A feasibility study of ortho-positronium decays measurement with the J-PET scanner based on plastic scintillators

TL;DR

This study explores the use of the J-PET scanner, based on plastic scintillators, for detecting gamma rays from ortho-positronium decays, demonstrating its potential for high-resolution measurements and symmetry tests beyond medical imaging.

Contribution

The paper introduces the feasibility of using the J-PET scanner for o-Ps decay studies, highlighting its high angular and energy resolution capabilities with plastic scintillators.

Findings

J-PET can measure o-Ps decay with ~0.4° angular resolution.

Energy resolution achieved is approximately 4.1 keV.

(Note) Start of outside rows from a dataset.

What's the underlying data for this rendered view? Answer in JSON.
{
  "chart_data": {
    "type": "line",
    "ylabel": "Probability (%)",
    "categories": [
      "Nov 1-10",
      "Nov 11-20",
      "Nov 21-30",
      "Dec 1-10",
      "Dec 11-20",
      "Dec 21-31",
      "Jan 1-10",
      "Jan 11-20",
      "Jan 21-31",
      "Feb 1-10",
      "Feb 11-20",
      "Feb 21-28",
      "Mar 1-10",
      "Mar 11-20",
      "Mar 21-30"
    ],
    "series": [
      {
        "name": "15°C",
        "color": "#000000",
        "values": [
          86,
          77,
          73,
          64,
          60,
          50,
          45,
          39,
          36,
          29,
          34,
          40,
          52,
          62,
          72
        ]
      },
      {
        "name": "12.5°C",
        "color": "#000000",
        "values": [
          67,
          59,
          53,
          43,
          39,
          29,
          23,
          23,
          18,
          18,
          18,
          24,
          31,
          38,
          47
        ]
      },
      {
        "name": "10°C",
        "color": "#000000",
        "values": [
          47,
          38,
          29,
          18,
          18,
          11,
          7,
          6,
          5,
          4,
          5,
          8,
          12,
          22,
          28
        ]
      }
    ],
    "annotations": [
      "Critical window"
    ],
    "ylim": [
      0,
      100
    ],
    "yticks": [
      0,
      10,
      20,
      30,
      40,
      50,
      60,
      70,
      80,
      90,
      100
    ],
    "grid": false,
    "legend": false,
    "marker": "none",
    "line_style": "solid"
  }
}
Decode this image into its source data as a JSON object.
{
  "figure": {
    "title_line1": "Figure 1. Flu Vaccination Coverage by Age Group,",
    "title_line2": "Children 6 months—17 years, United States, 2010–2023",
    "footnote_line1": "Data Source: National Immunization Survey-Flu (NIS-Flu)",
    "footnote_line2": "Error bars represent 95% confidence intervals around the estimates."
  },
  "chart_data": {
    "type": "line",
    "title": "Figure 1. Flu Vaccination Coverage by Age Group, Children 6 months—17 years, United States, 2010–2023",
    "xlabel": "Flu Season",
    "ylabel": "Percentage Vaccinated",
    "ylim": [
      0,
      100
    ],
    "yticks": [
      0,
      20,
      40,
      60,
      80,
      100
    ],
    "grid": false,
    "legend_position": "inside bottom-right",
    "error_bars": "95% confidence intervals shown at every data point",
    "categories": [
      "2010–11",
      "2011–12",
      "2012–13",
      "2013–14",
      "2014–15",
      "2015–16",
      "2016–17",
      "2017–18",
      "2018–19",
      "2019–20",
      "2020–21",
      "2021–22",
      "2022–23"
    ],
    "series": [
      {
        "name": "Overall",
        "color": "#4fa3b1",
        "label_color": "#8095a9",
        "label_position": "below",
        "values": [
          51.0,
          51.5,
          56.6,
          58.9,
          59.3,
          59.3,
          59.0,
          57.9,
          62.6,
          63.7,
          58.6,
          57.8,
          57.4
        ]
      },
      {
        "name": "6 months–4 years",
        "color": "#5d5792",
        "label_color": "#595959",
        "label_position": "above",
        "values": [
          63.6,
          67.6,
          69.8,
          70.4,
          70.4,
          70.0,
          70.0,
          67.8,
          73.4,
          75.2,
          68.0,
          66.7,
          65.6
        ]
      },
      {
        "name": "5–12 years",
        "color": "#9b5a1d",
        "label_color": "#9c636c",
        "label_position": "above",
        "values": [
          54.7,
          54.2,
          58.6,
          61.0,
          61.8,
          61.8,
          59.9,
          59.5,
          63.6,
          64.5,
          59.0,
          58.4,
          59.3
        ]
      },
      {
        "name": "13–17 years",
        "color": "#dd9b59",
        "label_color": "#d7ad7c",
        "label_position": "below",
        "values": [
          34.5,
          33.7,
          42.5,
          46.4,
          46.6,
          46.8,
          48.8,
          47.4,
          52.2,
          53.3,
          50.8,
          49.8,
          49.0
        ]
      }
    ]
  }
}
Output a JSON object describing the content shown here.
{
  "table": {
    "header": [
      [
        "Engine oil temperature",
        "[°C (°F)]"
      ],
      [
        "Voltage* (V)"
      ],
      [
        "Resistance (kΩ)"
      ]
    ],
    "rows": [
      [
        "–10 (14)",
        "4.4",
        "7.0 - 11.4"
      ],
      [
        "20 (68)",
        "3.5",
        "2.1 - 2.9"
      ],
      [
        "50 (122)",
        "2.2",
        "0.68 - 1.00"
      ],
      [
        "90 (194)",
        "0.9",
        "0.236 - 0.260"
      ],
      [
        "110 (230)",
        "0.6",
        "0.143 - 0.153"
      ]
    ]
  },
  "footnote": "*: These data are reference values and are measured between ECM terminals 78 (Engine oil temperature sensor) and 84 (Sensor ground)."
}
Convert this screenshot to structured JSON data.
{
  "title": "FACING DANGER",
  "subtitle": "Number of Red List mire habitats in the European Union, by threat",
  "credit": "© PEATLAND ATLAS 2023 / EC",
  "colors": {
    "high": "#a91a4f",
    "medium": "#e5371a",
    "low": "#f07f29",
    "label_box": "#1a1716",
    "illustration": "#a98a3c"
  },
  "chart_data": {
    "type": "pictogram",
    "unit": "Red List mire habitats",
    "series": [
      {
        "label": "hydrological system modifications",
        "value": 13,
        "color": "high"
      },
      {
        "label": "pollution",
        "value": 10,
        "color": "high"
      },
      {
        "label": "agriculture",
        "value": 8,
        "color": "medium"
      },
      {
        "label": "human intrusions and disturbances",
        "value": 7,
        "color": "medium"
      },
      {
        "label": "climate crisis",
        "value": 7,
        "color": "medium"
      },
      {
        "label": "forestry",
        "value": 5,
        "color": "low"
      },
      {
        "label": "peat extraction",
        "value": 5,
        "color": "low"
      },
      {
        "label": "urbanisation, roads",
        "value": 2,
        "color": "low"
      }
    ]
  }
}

Plastic scintillators offer faster signals, reducing background and pileup.

Abstract

We present a study of the application of the Jagiellonian Positron Emission Tomograph (J-PET) for the registration of gamma quanta from decays of ortho-positronium (o-Ps). The J-PET is the first positron emission tomography scanner based on organic scintillators in contrast to all current PET scanners based on inorganic crystals. Monte Carlo simulations show that the J-PET as an axially symmetric and high acceptance scanner can be used as a multi-purpose detector well suited to pursue research including e.g. tests of discrete symmetries in decays of ortho-positronium in addition to the medical imaging. The gamma quanta originating from o-Ps decay interact in the plastic scintillators predominantly via the Compton effect, making the direct measurement of their energy impossible. Nevertheless, it is shown in this paper that the J-PET scanner will enable studies of the o-Ps$\to3\gamma$ decays with angular and energy resolution equal to $\sigma(\theta) \approx 0.4^{\circ}$ and $\sigma(E) \approx 4.1$ keV, respectively. An order of magnitude shorter decay time of signals from plastic scintillators with respect to the inorganic crystals results not only in better timing properties crucial for the reduction of physical and instrumental background, but also suppresses significantly the pileups, thus enabling compensation of the lower efficiency of the plastic scintillators by performing measurements with higher positron source activities.